From d79df2a2ceb3cb0771146587e9a4bfb312577f46 Mon Sep 17 00:00:00 2001
From: Paolo Bonzini <pbonzini@redhat.com>
Date: Tue, 21 Mar 2017 18:48:10 +0100
Subject: [PATCH 1/4] blockjob: avoid recursive AioContext locking

Streaming or any other block job hangs when performed on a block device
that has a non-default iothread.  This happens because the AioContext
is acquired twice by block_job_defer_to_main_loop_bh and then released
only once by BDRV_POLL_WHILE.  (Insert rants on recursive mutexes, which
unfortunately are a temporary but necessary evil for iothreads at the
moment).

Luckily, the reason for the double acquisition is simple; the function
acquires the AioContext for both the job iothread and the BDS iothread,
in case the BDS iothread was changed while the job was running.  It
is therefore enough to skip the second acquisition when the two
AioContexts are one and the same.

Signed-off-by: Paolo Bonzini <pbonzini@redhat.com>
Reviewed-by: Eric Blake <eblake@redhat.com>
Reviewed-by: Jeff Cody <jcody@redhat.com>
Message-id: 1490118490-5597-1-git-send-email-pbonzini@redhat.com
Signed-off-by: Jeff Cody <jcody@redhat.com>
---
 blockjob.c | 8 ++++++--
 1 file changed, 6 insertions(+), 2 deletions(-)

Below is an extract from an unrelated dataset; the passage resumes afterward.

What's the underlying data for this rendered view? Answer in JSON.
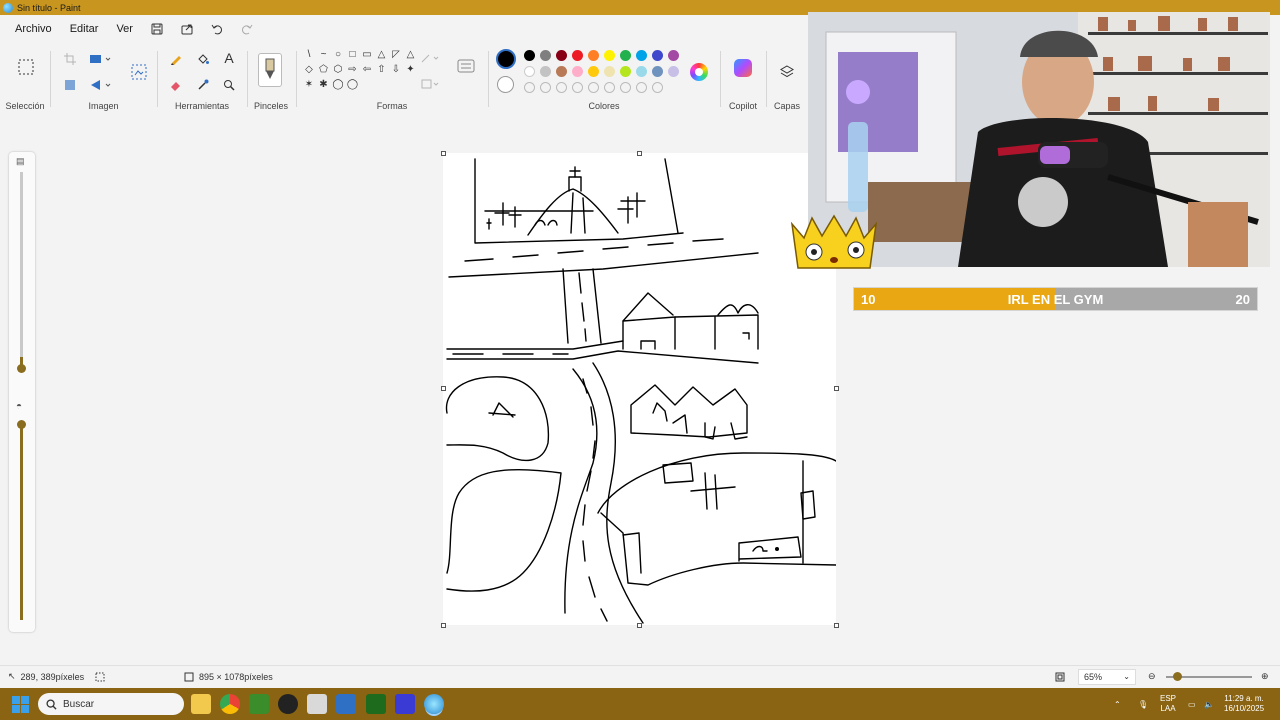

diff --git a/blockjob.c b/blockjob.c
index 69126af97f..2159df776b 100644
--- a/blockjob.c
+++ b/blockjob.c
@@ -755,12 +755,16 @@ static void block_job_defer_to_main_loop_bh(void *opaque)
 
     /* Fetch BDS AioContext again, in case it has changed */
     aio_context = blk_get_aio_context(data->job->blk);
-    aio_context_acquire(aio_context);
+    if (aio_context != data->aio_context) {
+        aio_context_acquire(aio_context);
+    }
 
     data->job->deferred_to_main_loop = false;
     data->fn(data->job, data->opaque);
 
-    aio_context_release(aio_context);
+    if (aio_context != data->aio_context) {
+        aio_context_release(aio_context);
+    }
 
     aio_context_release(data->aio_context);
 

From e3796a245ad0efa65ca8d2dc6424562a8fbaeb6a Mon Sep 17 00:00:00 2001
From: John Snow <jsnow@redhat.com>
Date: Thu, 16 Mar 2017 17:23:49 -0400
Subject: [PATCH 2/4] blockjob: add block_job_start_shim

The purpose of this shim is to allow us to pause pre-started jobs.
The purpose of *that* is to allow us to buffer a pause request that
will be able to take effect before the job ever does any work, allowing
us to create jobs during a quiescent state (under which they will be
automatically paused), then resuming the jobs after the critical section
in any order, either:

(1) -block_job_start
    -block_job_resume (via e.g. drained_end)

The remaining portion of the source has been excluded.